Butter is the main cooking ingredient for most of France until you get to Provence, and is used for baking, to slather on a baguette, to sauté foods, and in many sauces.
Our French friends take their butter seriously — from unsalted to slightly salted with sea salt, to special butter just for baking. Most of the best French butter hails from Normandy, where cows roam and feed in grassy fields.
In this excerpt from our book, we reveal the details of this most loved and famous French food —
Butter is the not-so-secret ingredient of French cooking. The biggest difference between French butter and most others is its higher butterfat content. Yes, that's right, French butter has more fat and that's why it tastes better! And, of course, butter in France has an AOC, Appellation d'Origine Controlee. Two of them.
Perhaps the most famous AOC butter is from Isigny-sur-Mer on the northwest coast of France, at the D-Day beaches. Isigny is also famous for its Mimolette and Camembert cheeses.
According to the Isigny Sainte-Mère Dairy Co-operative, producer of the butter, "It is yellow like buttercups, with a faint taste of hazelnuts. Our terroir has the advantage of a mild, damp climate, is near to the sea and enjoys the benefits of the Bessin and Cotentin marshes. The cows which graze there feed on grass rich in iodine, beta carotene and trace elements. It is impossible to confuse with any other butter."
This is what I love — poetry and produce.
Butter made from fresh or cultured unpasteurized milk is called beurre cru, raw cream butter.
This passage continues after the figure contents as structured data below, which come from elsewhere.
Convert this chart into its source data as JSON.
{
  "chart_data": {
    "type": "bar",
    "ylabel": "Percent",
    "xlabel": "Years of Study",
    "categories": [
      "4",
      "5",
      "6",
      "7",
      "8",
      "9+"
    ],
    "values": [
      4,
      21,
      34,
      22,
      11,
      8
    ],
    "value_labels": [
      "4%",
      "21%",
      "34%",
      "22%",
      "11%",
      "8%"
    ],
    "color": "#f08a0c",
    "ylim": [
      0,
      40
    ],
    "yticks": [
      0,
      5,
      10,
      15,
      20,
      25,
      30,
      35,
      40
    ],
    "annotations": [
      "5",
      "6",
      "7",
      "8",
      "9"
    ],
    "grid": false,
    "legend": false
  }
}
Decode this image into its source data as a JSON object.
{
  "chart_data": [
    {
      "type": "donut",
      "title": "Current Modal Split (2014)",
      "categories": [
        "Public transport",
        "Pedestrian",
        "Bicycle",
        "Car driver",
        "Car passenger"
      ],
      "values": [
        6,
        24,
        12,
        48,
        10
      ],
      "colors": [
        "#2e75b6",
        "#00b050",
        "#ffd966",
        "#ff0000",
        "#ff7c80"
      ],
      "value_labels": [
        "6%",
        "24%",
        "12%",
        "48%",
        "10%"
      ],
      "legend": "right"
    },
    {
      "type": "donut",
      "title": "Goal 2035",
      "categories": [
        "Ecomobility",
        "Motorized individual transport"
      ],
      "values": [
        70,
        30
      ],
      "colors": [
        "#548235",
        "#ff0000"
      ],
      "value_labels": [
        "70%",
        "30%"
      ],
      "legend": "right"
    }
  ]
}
Beurre cru has a clean, creamy flavour.
At eight kilograms per person, the French are, hands down, the biggest butter eaters in the world. On a trip to a French supermarket you might find a dozen brands with varieties including unsalted, lightly salted, fully salted; beurre pasteurisé, made with pasteurized cream; and artisanal butter made on the dairy farm from raw cream. For bakeries there's beurre pâtissier, with an even higher fat content, 99.8% ! It's no wonder French croissants taste so good.